Detalle del frontal de altar en plata |
Queda una mínima parte de los suntuosos ornamentos
de plata de los que dispuso antaño la capilla realzando la imagen, fruto del
paulatino aumento del culto hacia aquella Virgen, sobre todo las piezas de
orfebrería que eran usadas en ceremonias o en procesiones por el interior del
templo, piezas frecuentemente utilizadas para refundiciones en los cambios de
moda, vendidas para remediar gastos extraordinarios o requisadas por órdenes
reales, aparte de los robos, que también se produjeron.
De todo aquel tesoro generado por la Virgen del
Sagrario, nada queda de la colección de lámparas de plata de las que se tiene
constancia por las descripciones del historiador vallisoletano Antolínez de Burgos,
pues excepto la del altar mayor de la catedral, todas fueron entregadas el 10
de julio de 1809 al rey José I. En 1722 la mesa de altar se ornamentaba con
doce ramilletes grandes de plata y otros doce pequeños, todos con trabajos de
calados, una cruz de plata donada por el madrileño Alonso Rodríguez de Mercado
y una paloma de plata que representando al Espíritu Santo que colgaba sobre la
imagen, así como las imprescindibles andas procesionales, igualmente en plata y
con forma de baldaquino, según inventario de 1737.
Otro tanto puede decirse de los ricos vestidos y su
aderezo, como la diadema de oro con diamantes elaborada en 1748 por el joyero
Antonio Escobedo, la joya igualmente de de oro y diamantes donada en 1763
por Jerónimo Estrada, el rico vestido
bordado con lentejuelas e hilos de oro elaborado en 1783 por el catalán Miguel
Fuste, el cetro de oro adornado con 69 "chispas" (diamantes) realizado
en 1787 por el joyero José María Fernández para ser sujetado por la Virgen o la
bola de plata con una faja dorada y una cruz de cristal de roca como remate
colocado en la mano del Niño, obra realizada en 1794 por el platero Gregorio
Izquierdo [4].
No obstante, en la catedral se conserva una
importante colección de aquellos objetos de plata con que la Virgen del
Sagrario fue agasajada. En su propio retablo son visibles cuatro ángeles de
plata, dos grandes y dos más pequeños, colocados a los lados de la imagen y
elaborados en el primer cuarto del siglo XVIII por el platero Damián Cortés.

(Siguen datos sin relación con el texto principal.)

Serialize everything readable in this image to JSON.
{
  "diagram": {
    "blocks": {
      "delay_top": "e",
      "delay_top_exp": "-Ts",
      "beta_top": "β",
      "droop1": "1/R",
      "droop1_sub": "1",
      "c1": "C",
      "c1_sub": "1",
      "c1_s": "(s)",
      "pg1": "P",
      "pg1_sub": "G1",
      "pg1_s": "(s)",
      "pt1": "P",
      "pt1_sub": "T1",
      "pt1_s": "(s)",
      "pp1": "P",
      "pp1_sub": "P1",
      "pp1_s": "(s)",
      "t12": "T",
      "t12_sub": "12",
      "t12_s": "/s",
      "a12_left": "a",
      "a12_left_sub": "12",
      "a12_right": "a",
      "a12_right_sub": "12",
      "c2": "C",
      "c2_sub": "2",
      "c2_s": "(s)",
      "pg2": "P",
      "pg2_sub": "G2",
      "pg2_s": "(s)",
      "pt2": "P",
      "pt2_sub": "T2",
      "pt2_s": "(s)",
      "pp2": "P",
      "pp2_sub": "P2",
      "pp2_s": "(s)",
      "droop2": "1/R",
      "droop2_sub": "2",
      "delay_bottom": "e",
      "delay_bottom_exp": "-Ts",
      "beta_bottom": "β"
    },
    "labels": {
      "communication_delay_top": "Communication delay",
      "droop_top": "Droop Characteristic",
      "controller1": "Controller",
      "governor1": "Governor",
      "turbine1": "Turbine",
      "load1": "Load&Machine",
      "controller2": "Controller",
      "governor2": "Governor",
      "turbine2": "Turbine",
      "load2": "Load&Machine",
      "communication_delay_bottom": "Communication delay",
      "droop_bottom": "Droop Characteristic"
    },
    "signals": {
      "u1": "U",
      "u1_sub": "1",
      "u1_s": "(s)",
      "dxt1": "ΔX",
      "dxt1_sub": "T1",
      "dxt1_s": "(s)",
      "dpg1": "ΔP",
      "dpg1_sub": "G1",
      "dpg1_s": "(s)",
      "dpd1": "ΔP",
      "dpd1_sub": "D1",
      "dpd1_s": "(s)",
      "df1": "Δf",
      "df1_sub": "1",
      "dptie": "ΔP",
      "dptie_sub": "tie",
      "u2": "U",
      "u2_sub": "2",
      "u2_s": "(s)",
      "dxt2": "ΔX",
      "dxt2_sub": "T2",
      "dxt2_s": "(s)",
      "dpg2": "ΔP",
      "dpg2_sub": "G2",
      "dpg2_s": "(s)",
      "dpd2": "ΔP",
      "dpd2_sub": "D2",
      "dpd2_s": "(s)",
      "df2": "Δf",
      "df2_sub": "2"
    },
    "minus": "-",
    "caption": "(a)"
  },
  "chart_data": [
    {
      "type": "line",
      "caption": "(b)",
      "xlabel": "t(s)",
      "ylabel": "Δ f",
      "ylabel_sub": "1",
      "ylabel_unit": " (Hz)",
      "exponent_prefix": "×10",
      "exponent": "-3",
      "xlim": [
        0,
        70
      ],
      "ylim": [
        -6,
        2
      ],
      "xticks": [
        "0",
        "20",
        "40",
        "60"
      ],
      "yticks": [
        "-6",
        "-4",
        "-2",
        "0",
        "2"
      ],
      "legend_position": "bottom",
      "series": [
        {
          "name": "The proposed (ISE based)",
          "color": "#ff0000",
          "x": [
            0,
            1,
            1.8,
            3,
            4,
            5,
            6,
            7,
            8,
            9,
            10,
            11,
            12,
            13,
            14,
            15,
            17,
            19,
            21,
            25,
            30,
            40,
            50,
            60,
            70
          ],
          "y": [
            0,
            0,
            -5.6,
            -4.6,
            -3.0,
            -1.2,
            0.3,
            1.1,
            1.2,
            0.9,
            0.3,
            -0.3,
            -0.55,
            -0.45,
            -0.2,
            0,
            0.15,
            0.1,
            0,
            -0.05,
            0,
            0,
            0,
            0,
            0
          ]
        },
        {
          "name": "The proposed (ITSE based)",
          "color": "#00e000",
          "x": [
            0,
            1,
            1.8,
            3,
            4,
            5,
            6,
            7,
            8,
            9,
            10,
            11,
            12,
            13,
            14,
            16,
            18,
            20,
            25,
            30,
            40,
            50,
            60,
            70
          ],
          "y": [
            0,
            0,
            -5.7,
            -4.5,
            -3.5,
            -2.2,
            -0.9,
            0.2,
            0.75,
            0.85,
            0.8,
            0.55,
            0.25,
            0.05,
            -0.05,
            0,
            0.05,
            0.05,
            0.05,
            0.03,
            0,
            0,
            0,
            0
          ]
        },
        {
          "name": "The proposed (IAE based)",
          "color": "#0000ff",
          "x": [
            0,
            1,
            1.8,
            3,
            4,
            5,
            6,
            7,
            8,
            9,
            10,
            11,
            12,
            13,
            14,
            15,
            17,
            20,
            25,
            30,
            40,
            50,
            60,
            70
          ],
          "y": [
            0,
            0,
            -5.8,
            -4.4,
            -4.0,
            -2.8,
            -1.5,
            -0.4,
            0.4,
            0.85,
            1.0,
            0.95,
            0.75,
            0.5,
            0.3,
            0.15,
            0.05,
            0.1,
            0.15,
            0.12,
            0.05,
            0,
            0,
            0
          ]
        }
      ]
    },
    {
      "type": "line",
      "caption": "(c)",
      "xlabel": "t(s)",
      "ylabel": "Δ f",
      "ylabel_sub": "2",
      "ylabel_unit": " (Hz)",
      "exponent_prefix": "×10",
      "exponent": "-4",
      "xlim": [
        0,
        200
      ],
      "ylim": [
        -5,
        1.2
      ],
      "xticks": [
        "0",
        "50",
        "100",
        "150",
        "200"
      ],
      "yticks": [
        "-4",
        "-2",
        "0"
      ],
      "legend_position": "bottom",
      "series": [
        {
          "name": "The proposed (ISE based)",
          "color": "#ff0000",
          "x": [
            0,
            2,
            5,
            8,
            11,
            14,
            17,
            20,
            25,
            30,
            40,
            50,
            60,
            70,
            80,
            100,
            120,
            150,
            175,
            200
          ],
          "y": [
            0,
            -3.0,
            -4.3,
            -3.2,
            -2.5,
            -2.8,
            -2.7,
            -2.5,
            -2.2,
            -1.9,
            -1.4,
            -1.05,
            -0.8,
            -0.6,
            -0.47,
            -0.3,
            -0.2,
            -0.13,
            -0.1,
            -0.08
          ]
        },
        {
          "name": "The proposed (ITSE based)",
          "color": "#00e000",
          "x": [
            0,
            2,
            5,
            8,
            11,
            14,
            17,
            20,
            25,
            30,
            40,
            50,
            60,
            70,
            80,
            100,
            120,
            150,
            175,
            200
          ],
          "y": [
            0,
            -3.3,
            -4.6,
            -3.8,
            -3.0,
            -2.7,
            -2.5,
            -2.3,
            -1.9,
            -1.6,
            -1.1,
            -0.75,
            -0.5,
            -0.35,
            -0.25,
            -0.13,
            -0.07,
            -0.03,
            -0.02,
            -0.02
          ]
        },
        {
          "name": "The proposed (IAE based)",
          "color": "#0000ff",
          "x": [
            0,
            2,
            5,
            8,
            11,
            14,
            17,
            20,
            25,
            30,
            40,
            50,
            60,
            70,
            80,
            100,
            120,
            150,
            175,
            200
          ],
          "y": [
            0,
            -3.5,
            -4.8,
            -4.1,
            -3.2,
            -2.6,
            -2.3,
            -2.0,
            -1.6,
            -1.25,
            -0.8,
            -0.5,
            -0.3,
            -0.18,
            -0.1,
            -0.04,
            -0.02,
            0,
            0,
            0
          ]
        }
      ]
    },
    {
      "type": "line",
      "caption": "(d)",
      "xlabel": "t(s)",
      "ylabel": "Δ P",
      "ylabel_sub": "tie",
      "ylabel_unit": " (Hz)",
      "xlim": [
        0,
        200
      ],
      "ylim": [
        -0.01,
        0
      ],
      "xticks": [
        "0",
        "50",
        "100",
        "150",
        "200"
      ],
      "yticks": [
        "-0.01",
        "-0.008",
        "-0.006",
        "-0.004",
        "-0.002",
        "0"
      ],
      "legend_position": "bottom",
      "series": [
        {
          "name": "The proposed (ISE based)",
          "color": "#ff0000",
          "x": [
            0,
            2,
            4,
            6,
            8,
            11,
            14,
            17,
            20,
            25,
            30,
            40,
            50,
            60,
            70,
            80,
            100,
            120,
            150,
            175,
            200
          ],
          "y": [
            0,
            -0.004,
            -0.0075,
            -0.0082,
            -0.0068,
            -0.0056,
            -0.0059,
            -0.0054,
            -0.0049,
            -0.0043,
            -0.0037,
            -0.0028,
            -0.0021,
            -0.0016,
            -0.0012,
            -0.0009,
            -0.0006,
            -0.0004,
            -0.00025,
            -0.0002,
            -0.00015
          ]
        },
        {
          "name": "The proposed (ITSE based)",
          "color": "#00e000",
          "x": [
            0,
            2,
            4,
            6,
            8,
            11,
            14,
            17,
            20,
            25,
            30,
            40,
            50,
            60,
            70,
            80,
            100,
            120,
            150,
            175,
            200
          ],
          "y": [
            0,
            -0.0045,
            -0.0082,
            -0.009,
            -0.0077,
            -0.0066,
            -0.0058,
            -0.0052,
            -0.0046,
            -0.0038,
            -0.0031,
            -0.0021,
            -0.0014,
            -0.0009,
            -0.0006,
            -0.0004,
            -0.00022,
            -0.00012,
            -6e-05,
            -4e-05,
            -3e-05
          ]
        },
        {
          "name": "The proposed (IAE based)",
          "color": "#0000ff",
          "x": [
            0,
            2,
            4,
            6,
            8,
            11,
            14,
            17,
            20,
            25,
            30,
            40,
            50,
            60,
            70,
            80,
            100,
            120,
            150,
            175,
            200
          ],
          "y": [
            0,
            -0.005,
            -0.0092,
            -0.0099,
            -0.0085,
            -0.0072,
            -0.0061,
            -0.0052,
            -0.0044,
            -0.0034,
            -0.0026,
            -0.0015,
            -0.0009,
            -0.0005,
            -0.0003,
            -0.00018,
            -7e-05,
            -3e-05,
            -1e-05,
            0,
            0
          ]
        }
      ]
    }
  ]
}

También se aprecia la rica corona elaborada en 1734 por el platero Juan Álvarez
de Cartabio, una sobrecorona encargada en 1789 a Gregorio Izquierdo y una media
luna de plata colocada a los pies del trono.
El impresionante frontal de altar
Entre todo lo citado, destinado a ornamentar a la
Virgen del Sagrario, la pieza más destacada es el descomunal frontal del altar
[5], elaborado en plata repujada y cincelada por
los plateros vallisoletanos Juan Antonio Sanz de Velasco y Miguel Fernández
Yáñez de Vega, que en el último tercio del siglo XVII vinieron a rematar una
obra iniciada en 1693 por el platero José de Aranda. Con decoración de gusto
rococó, el frontal ofrece una disposición reticular, con recuadros
rectangulares decorados con abigarrados roleos, ramajes y hojarasca, con un
medallón central, rodeado por cabezas de querubines, en el que aparece la
Virgen del Sagrario sobre el escudo del cabildo y coronada por ángeles.
En nuestros días el
fastuoso frontal aparece presidiendo el altar mayor de la catedral,
antecediendo resplandeciente al retablo de Juan de Juni y como expresivo
testimonio de los fervores catedralicios en torno a una imagen que durante
muchos años estuvo condenada a la más absoluta oscuridad.
Informe y fotografías: J. M. Travieso.
__________________________
NOTAS
[1] CANESI ACEVEDO,Manuel. Historia
de Valladolid (1750), III, Grupo Pinciano, Valladolid, 1996, pp. 338.
[2] ARA GIL, Clementina Julia. Escultura
gótica en Valladolid y su provincia, Institución Cultural Simancas y
Diputación de Valladolid, Valladolid, 1977, p. 386.
[3] URREA FERNÁNDEZ, Jesús. La
Capilla de Nuestra Señora del Sagrario en la catedral de Valladolid,
Boletín de la Real Academia de Bellas Artes de la Purísima Concepción nº 41,
Valladolid, 206, p. 70.
[4] Ibídem, p. 75.
[5] BRASAS EGIDO, José Carlos. La
platería vallisoletana y su difusión, Institución Cultural Simancas y
Diputación de Valladolid, Valladolid, 1980, p. 284.